The `get_embedding_model` function from `indexing.py` handles this.

In [None]:
embed_model_name = "sentence-transformers/all-MiniLM-L6-v2"
embed_model = get_embedding_model(model_name=embed_model_name)
print(f"Successfully initialized embedding model: {embed_model_name}")
if hasattr(embed_model, 'embed_dim'):
    print(f"Embedding dimension: {embed_model.embed_dim}")

## 4. Build and Save Vector Index

Now we combine the chunked nodes and the embedding model to build our FAISS vector index.
The `build_vector_index` function will store the index files in the `vector_store_notebook_path` directory.
This process can take a few moments depending on the number of nodes.

In [None]:
if 'nodes' in locals() and nodes and embed_model: # Proceed only if nodes and model are available
    print(f"Building vector index.

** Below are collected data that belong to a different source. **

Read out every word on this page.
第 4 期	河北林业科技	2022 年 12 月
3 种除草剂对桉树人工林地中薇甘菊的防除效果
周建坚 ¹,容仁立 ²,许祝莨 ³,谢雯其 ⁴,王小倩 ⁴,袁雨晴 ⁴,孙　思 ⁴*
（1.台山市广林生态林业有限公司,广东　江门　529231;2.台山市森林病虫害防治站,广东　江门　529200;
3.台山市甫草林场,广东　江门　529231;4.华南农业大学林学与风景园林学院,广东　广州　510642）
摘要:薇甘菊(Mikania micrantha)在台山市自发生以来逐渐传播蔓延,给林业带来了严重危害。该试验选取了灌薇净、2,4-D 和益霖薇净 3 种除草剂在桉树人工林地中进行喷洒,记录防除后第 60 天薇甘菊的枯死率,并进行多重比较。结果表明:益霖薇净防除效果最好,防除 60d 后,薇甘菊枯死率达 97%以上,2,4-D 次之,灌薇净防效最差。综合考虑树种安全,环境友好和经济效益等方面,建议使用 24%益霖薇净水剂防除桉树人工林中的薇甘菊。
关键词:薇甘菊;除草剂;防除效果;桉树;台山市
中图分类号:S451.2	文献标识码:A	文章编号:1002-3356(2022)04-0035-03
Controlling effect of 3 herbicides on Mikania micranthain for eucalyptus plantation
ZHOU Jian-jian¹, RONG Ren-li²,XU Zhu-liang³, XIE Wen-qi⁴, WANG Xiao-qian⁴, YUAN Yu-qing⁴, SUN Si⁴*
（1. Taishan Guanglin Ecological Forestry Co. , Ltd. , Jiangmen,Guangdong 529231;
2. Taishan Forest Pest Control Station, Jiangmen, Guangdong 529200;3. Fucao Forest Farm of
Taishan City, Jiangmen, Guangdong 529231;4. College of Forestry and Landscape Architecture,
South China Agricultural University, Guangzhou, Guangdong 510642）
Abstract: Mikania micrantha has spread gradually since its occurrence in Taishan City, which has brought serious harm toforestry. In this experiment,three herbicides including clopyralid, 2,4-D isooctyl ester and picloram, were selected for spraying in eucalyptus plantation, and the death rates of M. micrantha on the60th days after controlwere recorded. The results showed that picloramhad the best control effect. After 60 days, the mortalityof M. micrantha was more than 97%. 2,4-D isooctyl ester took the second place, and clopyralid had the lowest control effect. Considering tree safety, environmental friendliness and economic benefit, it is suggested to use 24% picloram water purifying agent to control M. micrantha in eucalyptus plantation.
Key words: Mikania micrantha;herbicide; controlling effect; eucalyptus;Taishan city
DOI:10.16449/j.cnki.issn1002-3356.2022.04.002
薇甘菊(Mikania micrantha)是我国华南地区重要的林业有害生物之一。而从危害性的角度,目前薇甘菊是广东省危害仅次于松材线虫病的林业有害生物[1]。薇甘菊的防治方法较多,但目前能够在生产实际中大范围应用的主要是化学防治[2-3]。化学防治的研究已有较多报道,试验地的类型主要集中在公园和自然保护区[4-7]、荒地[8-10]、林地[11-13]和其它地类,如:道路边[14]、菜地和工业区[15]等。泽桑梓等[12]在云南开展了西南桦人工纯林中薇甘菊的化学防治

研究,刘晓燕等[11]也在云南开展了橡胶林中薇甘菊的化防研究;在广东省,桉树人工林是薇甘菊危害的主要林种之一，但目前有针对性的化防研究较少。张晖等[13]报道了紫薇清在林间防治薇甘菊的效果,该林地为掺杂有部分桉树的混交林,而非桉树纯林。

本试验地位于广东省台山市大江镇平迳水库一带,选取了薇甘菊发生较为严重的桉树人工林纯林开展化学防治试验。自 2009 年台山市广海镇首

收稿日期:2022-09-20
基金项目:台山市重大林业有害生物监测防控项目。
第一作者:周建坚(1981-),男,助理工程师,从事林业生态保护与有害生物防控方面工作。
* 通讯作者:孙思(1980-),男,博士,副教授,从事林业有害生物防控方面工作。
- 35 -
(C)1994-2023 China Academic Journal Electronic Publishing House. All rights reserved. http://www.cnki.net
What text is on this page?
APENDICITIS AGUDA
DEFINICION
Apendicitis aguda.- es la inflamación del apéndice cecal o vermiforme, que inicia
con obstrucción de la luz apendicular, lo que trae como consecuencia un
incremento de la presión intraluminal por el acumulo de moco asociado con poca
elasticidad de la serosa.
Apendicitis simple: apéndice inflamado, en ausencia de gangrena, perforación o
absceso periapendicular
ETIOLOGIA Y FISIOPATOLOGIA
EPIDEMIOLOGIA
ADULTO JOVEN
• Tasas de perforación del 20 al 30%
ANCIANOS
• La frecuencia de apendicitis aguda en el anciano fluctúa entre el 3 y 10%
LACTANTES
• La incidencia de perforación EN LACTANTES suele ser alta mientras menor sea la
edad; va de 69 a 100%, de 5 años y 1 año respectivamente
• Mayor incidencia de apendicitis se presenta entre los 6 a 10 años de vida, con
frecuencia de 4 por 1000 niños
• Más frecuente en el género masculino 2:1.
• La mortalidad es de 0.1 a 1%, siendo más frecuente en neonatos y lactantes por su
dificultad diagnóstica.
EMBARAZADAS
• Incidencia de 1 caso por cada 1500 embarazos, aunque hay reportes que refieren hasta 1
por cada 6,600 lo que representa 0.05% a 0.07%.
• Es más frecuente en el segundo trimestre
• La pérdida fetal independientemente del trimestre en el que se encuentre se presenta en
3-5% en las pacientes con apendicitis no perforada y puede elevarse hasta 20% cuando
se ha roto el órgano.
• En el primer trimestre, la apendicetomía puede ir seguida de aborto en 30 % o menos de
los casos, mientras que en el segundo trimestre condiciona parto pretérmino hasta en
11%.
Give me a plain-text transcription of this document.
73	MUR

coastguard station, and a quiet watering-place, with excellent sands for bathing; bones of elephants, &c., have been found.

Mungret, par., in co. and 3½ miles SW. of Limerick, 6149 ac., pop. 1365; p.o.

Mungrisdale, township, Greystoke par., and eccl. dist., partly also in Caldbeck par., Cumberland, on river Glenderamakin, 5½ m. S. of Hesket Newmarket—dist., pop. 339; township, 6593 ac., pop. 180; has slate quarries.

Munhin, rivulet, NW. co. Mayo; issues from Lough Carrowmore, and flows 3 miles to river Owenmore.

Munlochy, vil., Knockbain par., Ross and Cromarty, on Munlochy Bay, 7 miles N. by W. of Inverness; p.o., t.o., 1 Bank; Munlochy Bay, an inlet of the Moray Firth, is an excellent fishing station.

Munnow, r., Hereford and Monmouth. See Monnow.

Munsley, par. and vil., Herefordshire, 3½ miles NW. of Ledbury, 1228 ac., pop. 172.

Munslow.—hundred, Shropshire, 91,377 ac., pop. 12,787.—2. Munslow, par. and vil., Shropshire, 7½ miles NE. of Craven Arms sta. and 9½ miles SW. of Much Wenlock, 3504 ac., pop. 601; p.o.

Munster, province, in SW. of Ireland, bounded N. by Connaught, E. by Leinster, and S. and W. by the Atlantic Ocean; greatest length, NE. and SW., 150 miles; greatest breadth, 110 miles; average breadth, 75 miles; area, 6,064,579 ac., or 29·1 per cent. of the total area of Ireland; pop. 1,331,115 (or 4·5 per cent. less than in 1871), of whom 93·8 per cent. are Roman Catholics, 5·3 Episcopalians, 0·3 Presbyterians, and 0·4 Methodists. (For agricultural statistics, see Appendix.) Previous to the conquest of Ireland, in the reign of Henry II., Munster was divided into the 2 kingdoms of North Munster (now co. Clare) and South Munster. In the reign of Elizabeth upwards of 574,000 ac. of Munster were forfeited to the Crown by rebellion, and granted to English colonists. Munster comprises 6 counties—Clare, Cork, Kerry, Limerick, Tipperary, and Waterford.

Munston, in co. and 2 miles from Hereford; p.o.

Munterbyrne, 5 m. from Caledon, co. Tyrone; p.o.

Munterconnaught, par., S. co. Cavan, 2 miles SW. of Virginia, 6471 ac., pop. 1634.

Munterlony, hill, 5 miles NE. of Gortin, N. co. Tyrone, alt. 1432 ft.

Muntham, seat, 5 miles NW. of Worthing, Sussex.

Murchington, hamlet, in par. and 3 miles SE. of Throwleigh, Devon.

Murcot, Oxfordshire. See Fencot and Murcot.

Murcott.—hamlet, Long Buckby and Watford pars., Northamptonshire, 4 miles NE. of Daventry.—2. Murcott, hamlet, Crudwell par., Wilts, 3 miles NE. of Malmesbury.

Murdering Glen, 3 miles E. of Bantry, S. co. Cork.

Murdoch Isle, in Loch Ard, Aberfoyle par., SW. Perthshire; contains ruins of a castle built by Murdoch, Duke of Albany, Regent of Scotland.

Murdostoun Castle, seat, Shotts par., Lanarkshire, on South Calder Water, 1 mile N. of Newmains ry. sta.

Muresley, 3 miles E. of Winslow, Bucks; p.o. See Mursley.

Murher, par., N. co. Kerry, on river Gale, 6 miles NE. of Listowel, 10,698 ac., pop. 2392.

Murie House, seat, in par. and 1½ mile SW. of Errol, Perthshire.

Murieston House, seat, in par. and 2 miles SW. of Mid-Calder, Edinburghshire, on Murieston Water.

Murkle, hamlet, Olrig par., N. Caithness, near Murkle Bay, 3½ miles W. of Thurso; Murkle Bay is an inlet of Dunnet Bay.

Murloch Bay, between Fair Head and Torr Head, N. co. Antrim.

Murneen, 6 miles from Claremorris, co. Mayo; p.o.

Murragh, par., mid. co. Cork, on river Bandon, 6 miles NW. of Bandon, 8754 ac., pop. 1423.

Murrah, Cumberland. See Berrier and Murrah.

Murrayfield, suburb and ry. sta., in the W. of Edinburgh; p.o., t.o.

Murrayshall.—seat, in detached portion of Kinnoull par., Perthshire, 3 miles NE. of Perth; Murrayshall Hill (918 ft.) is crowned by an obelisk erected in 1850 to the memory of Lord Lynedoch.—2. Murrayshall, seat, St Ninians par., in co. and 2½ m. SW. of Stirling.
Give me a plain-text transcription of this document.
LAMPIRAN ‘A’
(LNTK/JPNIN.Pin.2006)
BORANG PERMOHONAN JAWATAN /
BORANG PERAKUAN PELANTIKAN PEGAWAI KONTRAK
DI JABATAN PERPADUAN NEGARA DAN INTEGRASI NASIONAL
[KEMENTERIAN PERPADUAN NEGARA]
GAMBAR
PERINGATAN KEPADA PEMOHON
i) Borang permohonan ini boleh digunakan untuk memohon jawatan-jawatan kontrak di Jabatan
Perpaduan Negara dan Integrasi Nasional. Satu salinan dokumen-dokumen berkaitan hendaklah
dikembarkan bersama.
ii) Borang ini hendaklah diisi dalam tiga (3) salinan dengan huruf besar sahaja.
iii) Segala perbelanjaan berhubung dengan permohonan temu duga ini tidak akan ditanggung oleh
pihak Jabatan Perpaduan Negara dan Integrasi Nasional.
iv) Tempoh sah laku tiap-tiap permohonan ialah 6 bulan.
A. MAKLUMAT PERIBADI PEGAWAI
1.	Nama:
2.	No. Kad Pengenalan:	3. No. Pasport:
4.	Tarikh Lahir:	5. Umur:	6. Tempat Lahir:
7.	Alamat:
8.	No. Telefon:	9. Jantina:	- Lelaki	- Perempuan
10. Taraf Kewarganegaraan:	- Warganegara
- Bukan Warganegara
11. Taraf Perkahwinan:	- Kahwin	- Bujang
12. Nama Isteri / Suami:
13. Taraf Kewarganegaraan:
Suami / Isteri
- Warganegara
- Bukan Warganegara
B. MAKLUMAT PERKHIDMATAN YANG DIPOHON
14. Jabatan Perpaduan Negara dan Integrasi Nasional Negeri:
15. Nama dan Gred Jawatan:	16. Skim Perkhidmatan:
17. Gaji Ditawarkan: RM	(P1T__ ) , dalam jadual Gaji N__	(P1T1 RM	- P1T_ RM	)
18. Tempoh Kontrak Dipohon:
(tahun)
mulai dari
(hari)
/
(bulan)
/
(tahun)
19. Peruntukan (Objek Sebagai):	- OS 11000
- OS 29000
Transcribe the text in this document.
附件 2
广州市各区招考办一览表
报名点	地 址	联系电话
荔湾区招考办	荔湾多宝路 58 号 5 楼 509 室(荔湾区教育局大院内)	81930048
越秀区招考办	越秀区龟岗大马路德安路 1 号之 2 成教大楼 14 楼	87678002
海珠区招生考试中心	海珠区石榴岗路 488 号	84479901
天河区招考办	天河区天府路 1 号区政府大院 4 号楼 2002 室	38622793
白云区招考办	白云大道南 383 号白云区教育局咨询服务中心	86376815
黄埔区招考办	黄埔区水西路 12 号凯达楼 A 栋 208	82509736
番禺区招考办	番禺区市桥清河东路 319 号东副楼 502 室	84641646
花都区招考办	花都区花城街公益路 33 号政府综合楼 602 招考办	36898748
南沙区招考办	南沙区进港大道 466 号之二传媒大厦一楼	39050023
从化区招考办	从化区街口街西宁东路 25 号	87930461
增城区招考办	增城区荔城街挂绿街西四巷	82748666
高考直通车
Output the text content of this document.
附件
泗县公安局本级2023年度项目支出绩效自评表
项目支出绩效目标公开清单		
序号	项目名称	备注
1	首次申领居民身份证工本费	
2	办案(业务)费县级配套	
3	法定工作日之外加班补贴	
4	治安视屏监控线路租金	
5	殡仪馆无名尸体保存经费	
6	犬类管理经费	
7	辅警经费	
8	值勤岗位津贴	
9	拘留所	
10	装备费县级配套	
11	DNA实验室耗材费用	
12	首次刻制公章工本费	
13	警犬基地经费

This may take a moment...")
    # Make sure the path used here is where you want the Colab notebook's index to be stored.
    index = build_vector_index(nodes, embed_model, storage_persist_dir=vector_store_notebook_path)
    print(f"Successfully built and saved the vector index to: {vector_store_notebook_path}")
    
    # Verify that files were created
    expected_faiss_file = Path(vector_store_notebook_path) / "vector_store.faiss"
    expected_docstore_file = Path(vector_store_notebook_path) / "docstore.json"
    if expected_faiss_file.exists() and expected_docstore_file.exists():
        print(f"Verified: FAISS file exists at {expected_faiss_file}")
        print(f"Verified: Docstore file exists at {expected_docstore_file}")
    else:
        print(f"Warning: Could not verify all index files in {vector_store_notebook_path}. Check build_vector_index implementation.")
        print(f"Contents of {vector_store_notebook_path}: {list(Path(vector_store_notebook_path).iterdir())}")

else:
    print("Skipping index building as nodes or embedding model are not available.")

## 5. Test Loading the Index (Optional)

To ensure persistence worked correctly, let's try loading the index back.

In [None]:
if 'index' in locals() and embed_model and Path(vector_store_notebook_path).exists():
    try:
        print(f"Attempting to load index from: {vector_store_notebook_path}")
        loaded_index = load_vector_index(storage_persist_dir=vector_store_notebook_path, embed_model=embed_model)
        print("Successfully loaded index from disk.")
        # You can try a sample query if you had an LLM configured, but for now, just loading is fine.
        # Example: query_engine = loaded_index.as_query_engine()
        # response = query_engine.query("What is RAG?")
        # print(response)
    except Exception as e:
        print(f"Error loading index: {e}")
        import traceback
        traceback.print_exc()
else:
    print("Skipping index loading test as prerequisites are not met.")

## Next Steps

With the index built and saved, the next stage involves setting up a query engine and then an LLM agent to interact with this indexed medical data.